In deze uitspraak van de Rechtbank Midden-Nederland, gedaan op 17 juli 2024, is het beroep van eiseres gegrond verklaard. Eiseres had een aanvraag ingediend op 9 mei 2023 voor aanvullende compensatie voor werkelijke schade bij de Commissie Werkelijke Schade. Verweerder, de Belastingdienst/Toeslagen, heeft niet tijdig beslist op deze aanvraag, wat heeft geleid tot het indienen van een beroep door eiseres. De rechtbank heeft vastgesteld dat de beslistermijn is overschreden en dat verweerder in gebreke is gesteld op 21 mei 2024. Eiseres heeft vervolgens op 15 juni 2024 beroep ingesteld.
De rechtbank heeft besloten dat verweerder alsnog een besluit moet nemen, met een uiterlijke datum van 19 september 2024. Tevens is er een dwangsom van € 100,- per dag opgelegd voor elke dag dat de beslistermijn wordt overschreden, met een maximum van € 15.000,-. De rechtbank heeft ook de hoogte van de dwangsom vastgesteld op € 1.442,-, omdat er al 42 dagen zijn verstreken sinds de ingebrekestelling.
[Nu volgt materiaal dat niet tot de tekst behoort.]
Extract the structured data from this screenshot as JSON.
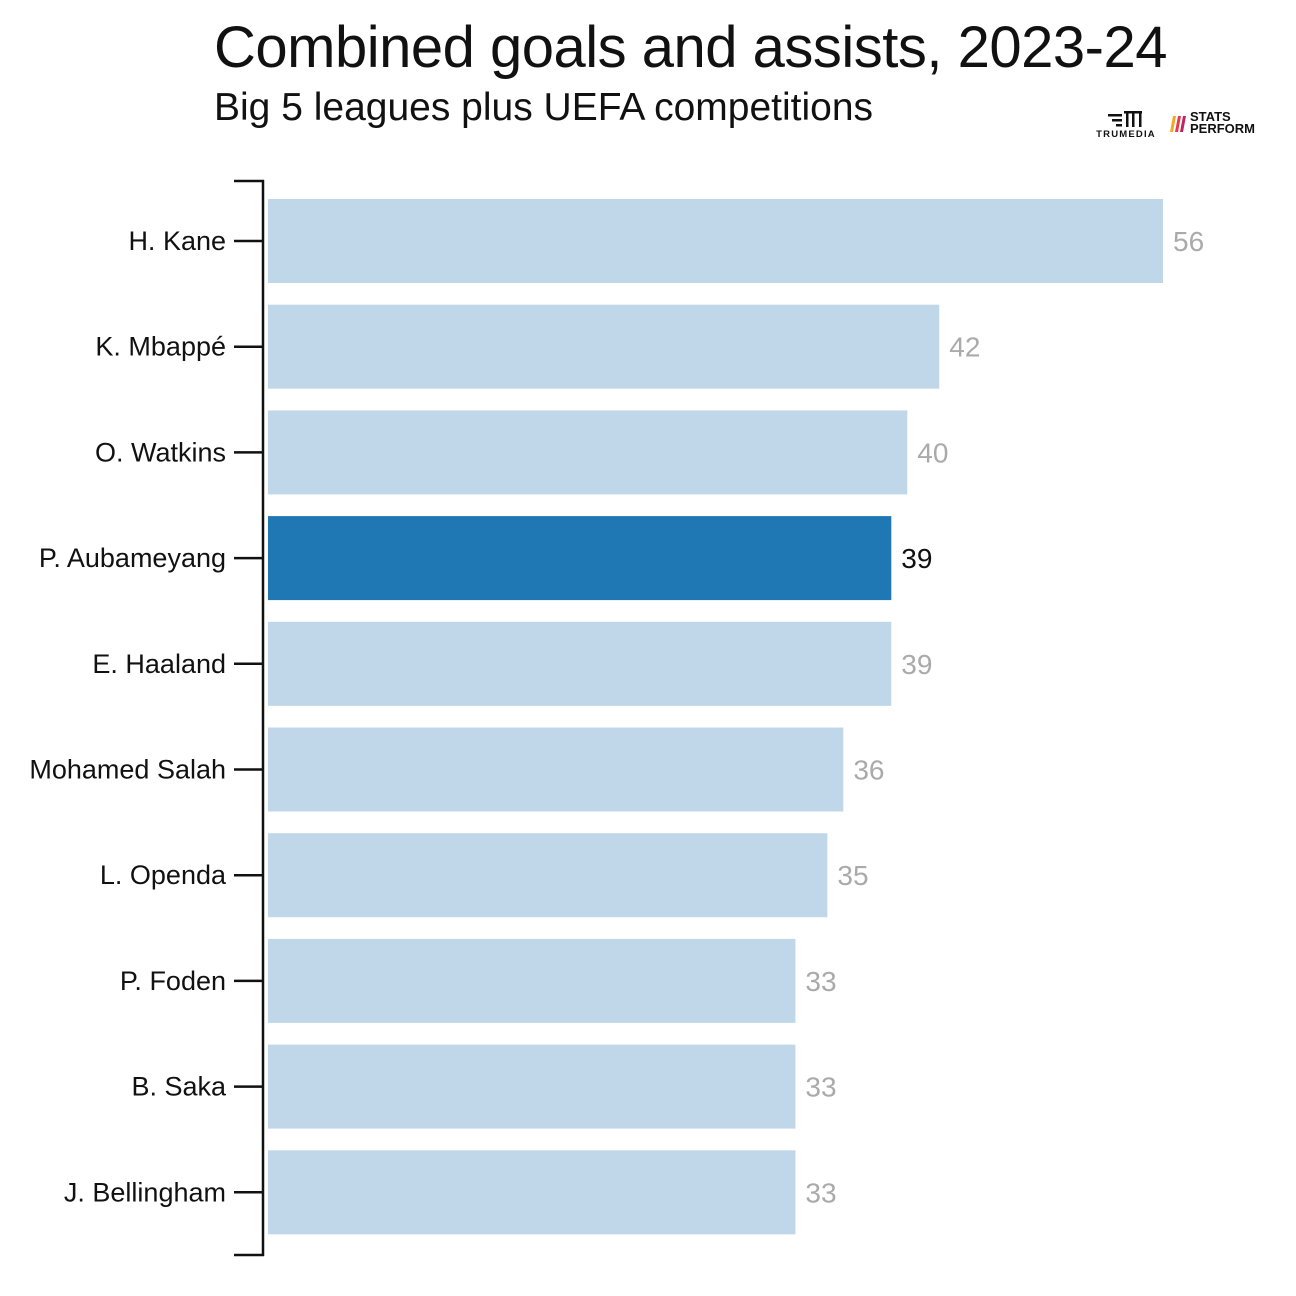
{
  "header": {
    "title": "Combined goals and assists, 2023-24",
    "subtitle": "Big 5 leagues plus UEFA competitions"
  },
  "logos": {
    "trumedia": "TRUMEDIA",
    "stats_perform_line1": "STATS",
    "stats_perform_line2": "PERFORM"
  },
  "colors": {
    "bar": "#c0d7ea",
    "highlight_bar": "#1f77b4",
    "value_label": "#aaaaaa",
    "highlight_value_label": "#111111",
    "axis": "#111111"
  },
  "chart_data": {
    "type": "bar",
    "orientation": "horizontal",
    "title": "Combined goals and assists, 2023-24",
    "subtitle": "Big 5 leagues plus UEFA competitions",
    "categories": [
      "H. Kane",
      "K. Mbappé",
      "O. Watkins",
      "P. Aubameyang",
      "E. Haaland",
      "Mohamed Salah",
      "L. Openda",
      "P. Foden",
      "B. Saka",
      "J. Bellingham"
    ],
    "values": [
      56,
      42,
      40,
      39,
      39,
      36,
      35,
      33,
      33,
      33
    ],
    "highlight": "P. Aubameyang",
    "xlim": [
      0,
      56
    ],
    "grid": false,
    "legend": "none"
  }
}
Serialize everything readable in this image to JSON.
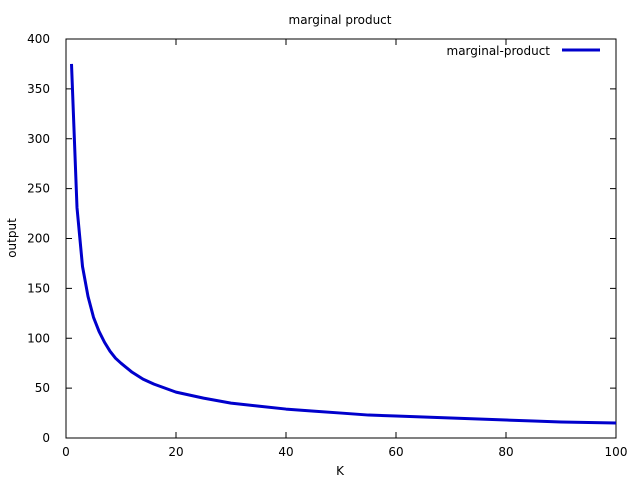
{
  "chart_data": {
    "type": "line",
    "title": "marginal product",
    "xlabel": "K",
    "ylabel": "output",
    "xlim": [
      0,
      100
    ],
    "ylim": [
      0,
      400
    ],
    "xticks": [
      "0",
      "20",
      "40",
      "60",
      "80",
      "100"
    ],
    "yticks": [
      "0",
      "50",
      "100",
      "150",
      "200",
      "250",
      "300",
      "350",
      "400"
    ],
    "grid": false,
    "legend_position": "top-right",
    "series": [
      {
        "name": "marginal-product",
        "color": "#0000cc",
        "x": [
          1,
          2,
          3,
          4,
          5,
          6,
          7,
          8,
          9,
          10,
          12,
          14,
          16,
          18,
          20,
          25,
          30,
          35,
          40,
          45,
          50,
          55,
          60,
          65,
          70,
          75,
          80,
          85,
          90,
          95,
          100
        ],
        "y": [
          375,
          231,
          172,
          142,
          121,
          107,
          96,
          87,
          80,
          75,
          66,
          59,
          54,
          50,
          46,
          40,
          35,
          32,
          29,
          27,
          25,
          23,
          22,
          21,
          20,
          19,
          18,
          17,
          16,
          15.5,
          15
        ]
      }
    ]
  }
}
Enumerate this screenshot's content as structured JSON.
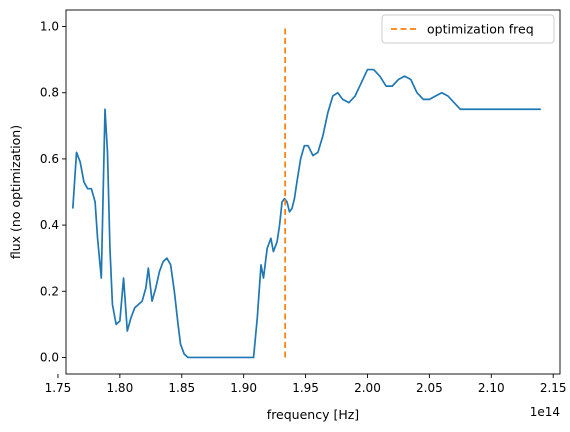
{
  "chart_data": {
    "type": "line",
    "title": "",
    "xlabel": "frequency [Hz]",
    "ylabel": "flux (no optimization)",
    "x_offset_label": "1e14",
    "xlim": [
      1.7565,
      2.1555
    ],
    "ylim": [
      -0.05,
      1.05
    ],
    "x_ticks": [
      1.75,
      1.8,
      1.85,
      1.9,
      1.95,
      2.0,
      2.05,
      2.1,
      2.15
    ],
    "x_tick_labels": [
      "1.75",
      "1.80",
      "1.85",
      "1.90",
      "1.95",
      "2.00",
      "2.05",
      "2.10",
      "2.15"
    ],
    "y_ticks": [
      0.0,
      0.2,
      0.4,
      0.6,
      0.8,
      1.0
    ],
    "y_tick_labels": [
      "0.0",
      "0.2",
      "0.4",
      "0.6",
      "0.8",
      "1.0"
    ],
    "grid": false,
    "legend_position": "top-right",
    "colors": {
      "series": "#1f77b4",
      "marker_line": "#ff7f0e"
    },
    "series": [
      {
        "x": [
          1.762,
          1.765,
          1.768,
          1.771,
          1.774,
          1.777,
          1.78,
          1.782,
          1.785,
          1.788,
          1.79,
          1.792,
          1.794,
          1.797,
          1.8,
          1.803,
          1.806,
          1.809,
          1.812,
          1.815,
          1.818,
          1.821,
          1.823,
          1.826,
          1.829,
          1.832,
          1.835,
          1.838,
          1.841,
          1.844,
          1.847,
          1.849,
          1.852,
          1.855,
          1.858,
          1.862,
          1.87,
          1.88,
          1.89,
          1.9,
          1.908,
          1.911,
          1.914,
          1.916,
          1.919,
          1.922,
          1.924,
          1.927,
          1.929,
          1.931,
          1.933,
          1.935,
          1.937,
          1.939,
          1.941,
          1.943,
          1.946,
          1.949,
          1.952,
          1.956,
          1.96,
          1.964,
          1.968,
          1.972,
          1.976,
          1.98,
          1.985,
          1.99,
          1.995,
          2.0,
          2.005,
          2.01,
          2.015,
          2.02,
          2.025,
          2.03,
          2.035,
          2.04,
          2.045,
          2.05,
          2.055,
          2.06,
          2.065,
          2.07,
          2.075,
          2.08,
          2.085,
          2.09,
          2.095,
          2.1,
          2.105,
          2.11,
          2.115,
          2.12,
          2.125,
          2.13,
          2.135,
          2.14
        ],
        "y": [
          0.45,
          0.62,
          0.59,
          0.53,
          0.51,
          0.51,
          0.47,
          0.36,
          0.24,
          0.75,
          0.62,
          0.33,
          0.16,
          0.1,
          0.11,
          0.24,
          0.08,
          0.12,
          0.15,
          0.16,
          0.17,
          0.21,
          0.27,
          0.17,
          0.21,
          0.26,
          0.29,
          0.3,
          0.28,
          0.2,
          0.1,
          0.04,
          0.01,
          0.0,
          0.0,
          0.0,
          0.0,
          0.0,
          0.0,
          0.0,
          0.0,
          0.12,
          0.28,
          0.24,
          0.33,
          0.36,
          0.32,
          0.35,
          0.4,
          0.47,
          0.48,
          0.47,
          0.44,
          0.45,
          0.48,
          0.53,
          0.6,
          0.64,
          0.64,
          0.61,
          0.62,
          0.67,
          0.74,
          0.79,
          0.8,
          0.78,
          0.77,
          0.79,
          0.83,
          0.87,
          0.87,
          0.85,
          0.82,
          0.82,
          0.84,
          0.85,
          0.84,
          0.8,
          0.78,
          0.78,
          0.79,
          0.8,
          0.79,
          0.77,
          0.75,
          0.75,
          0.75,
          0.75,
          0.75,
          0.75,
          0.75,
          0.75,
          0.75,
          0.75,
          0.75,
          0.75,
          0.75,
          0.75
        ]
      },
      {
        "name": "optimization freq",
        "style": "dashed",
        "x": [
          1.9335,
          1.9335
        ],
        "y": [
          0.0,
          1.0
        ]
      }
    ]
  }
}
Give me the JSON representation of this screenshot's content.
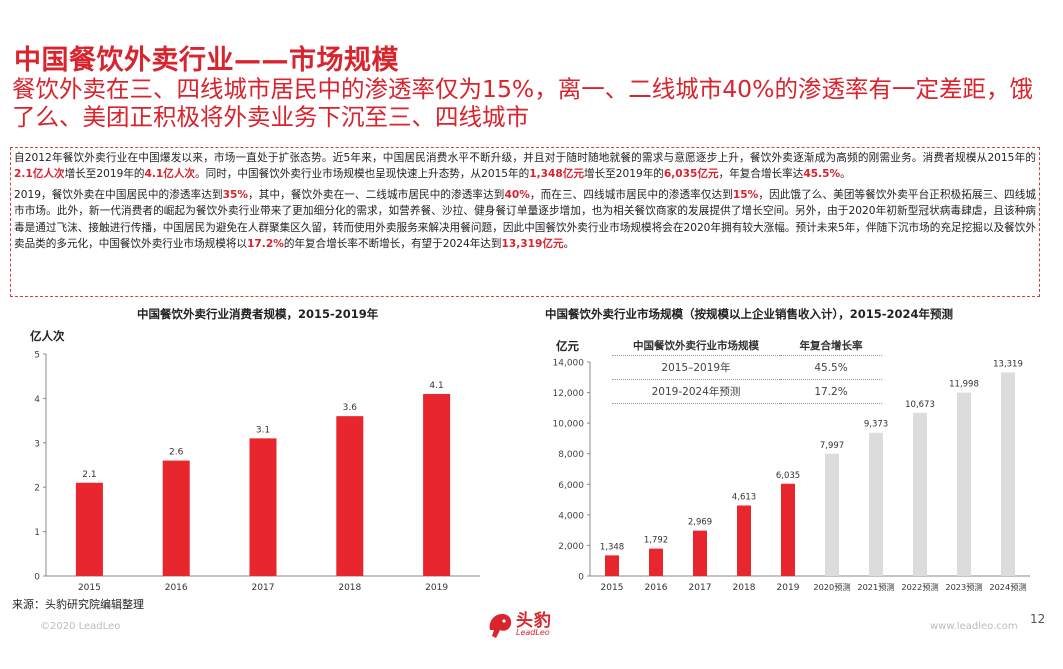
{
  "header": {
    "title": "中国餐饮外卖行业——市场规模",
    "subtitle": "餐饮外卖在三、四线城市居民中的渗透率仅为15%，离一、二线城市40%的渗透率有一定差距，饿了么、美团正积极将外卖业务下沉至三、四线城市"
  },
  "body": {
    "p1": [
      {
        "t": "自2012年餐饮外卖行业在中国爆发以来，市场一直处于扩张态势。近5年来，中国居民消费水平不断升级，并且对于随时随地就餐的需求与意愿逐步上升，餐饮外卖逐渐成为高频的刚需业务。消费者规模从2015年的"
      },
      {
        "t": "2.1亿人次",
        "h": true
      },
      {
        "t": "增长至2019年的"
      },
      {
        "t": "4.1亿人次",
        "h": true
      },
      {
        "t": "。同时，中国餐饮外卖行业市场规模也呈现快速上升态势，从2015年的"
      },
      {
        "t": "1,348亿元",
        "h": true
      },
      {
        "t": "增长至2019年的"
      },
      {
        "t": "6,035亿元",
        "h": true
      },
      {
        "t": "，年复合增长率达"
      },
      {
        "t": "45.5%",
        "h": true
      },
      {
        "t": "。"
      }
    ],
    "p2": [
      {
        "t": "2019，餐饮外卖在中国居民中的渗透率达到"
      },
      {
        "t": "35%",
        "h": true
      },
      {
        "t": "，其中，餐饮外卖在一、二线城市居民中的渗透率达到"
      },
      {
        "t": "40%",
        "h": true
      },
      {
        "t": "，而在三、四线城市居民中的渗透率仅达到"
      },
      {
        "t": "15%",
        "h": true
      },
      {
        "t": "，因此饿了么、美团等餐饮外卖平台正积极拓展三、四线城市市场。此外，新一代消费者的崛起为餐饮外卖行业带来了更加细分化的需求，如营养餐、沙拉、健身餐订单量逐步增加，也为相关餐饮商家的发展提供了增长空间。另外，由于2020年初新型冠状病毒肆虐，且该种病毒是通过飞沫、接触进行传播，中国居民为避免在人群聚集区久留，转而使用外卖服务来解决用餐问题，因此中国餐饮外卖行业市场规模将会在2020年拥有较大涨幅。预计未来5年，伴随下沉市场的充足挖掘以及餐饮外卖品类的多元化，中国餐饮外卖行业市场规模将以"
      },
      {
        "t": "17.2%",
        "h": true
      },
      {
        "t": "的年复合增长率不断增长，有望于2024年达到"
      },
      {
        "t": "13,319亿元",
        "h": true
      },
      {
        "t": "。"
      }
    ]
  },
  "chart_data": [
    {
      "type": "bar",
      "title": "中国餐饮外卖行业消费者规模，2015-2019年",
      "ylabel": "亿人次",
      "categories": [
        "2015",
        "2016",
        "2017",
        "2018",
        "2019"
      ],
      "values": [
        2.1,
        2.6,
        3.1,
        3.6,
        4.1
      ],
      "ylim": [
        0,
        5
      ],
      "yticks": [
        0,
        1,
        2,
        3,
        4,
        5
      ],
      "colors": {
        "bar": "#e8262d"
      }
    },
    {
      "type": "bar",
      "title": "中国餐饮外卖行业市场规模（按规模以上企业销售收入计），2015-2024年预测",
      "ylabel": "亿元",
      "categories": [
        "2015",
        "2016",
        "2017",
        "2018",
        "2019",
        "2020预测",
        "2021预测",
        "2022预测",
        "2023预测",
        "2024预测"
      ],
      "values": [
        1348,
        1792,
        2969,
        4613,
        6035,
        7997,
        9373,
        10673,
        11998,
        13319
      ],
      "labels": [
        "1,348",
        "1,792",
        "2,969",
        "4,613",
        "6,035",
        "7,997",
        "9,373",
        "10,673",
        "11,998",
        "13,319"
      ],
      "ylim": [
        0,
        14000
      ],
      "yticks": [
        "0",
        "2,000",
        "4,000",
        "6,000",
        "8,000",
        "10,000",
        "12,000",
        "14,000"
      ],
      "colors": {
        "actual": "#e8262d",
        "forecast": "#dcdcdc"
      },
      "table": {
        "headers": [
          "中国餐饮外卖行业市场规模",
          "年复合增长率"
        ],
        "rows": [
          [
            "2015–2019年",
            "45.5%"
          ],
          [
            "2019-2024年预测",
            "17.2%"
          ]
        ]
      }
    }
  ],
  "footer": {
    "source": "来源：头豹研究院编辑整理",
    "copyright": "©2020 LeadLeo",
    "site": "www.leadleo.com",
    "page": "12",
    "logo_text": "头豹",
    "logo_sub": "LeadLeo"
  }
}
Eiseres heeft recht op vergoeding van de proceskosten, die zijn vastgesteld op € 218,75, en het betaalde griffierecht van € 51,- moet door verweerder aan eiseres worden vergoed.
De uitspraak benadrukt de verplichtingen van bestuursorganen om tijdig te beslissen op aanvragen en de consequenties van het niet naleven van deze verplichtingen, waaronder de mogelijkheid van het opleggen van dwangsommen. De rechtbank heeft in deze zaak geen zitting gehouden, omdat dit niet nodig werd geacht.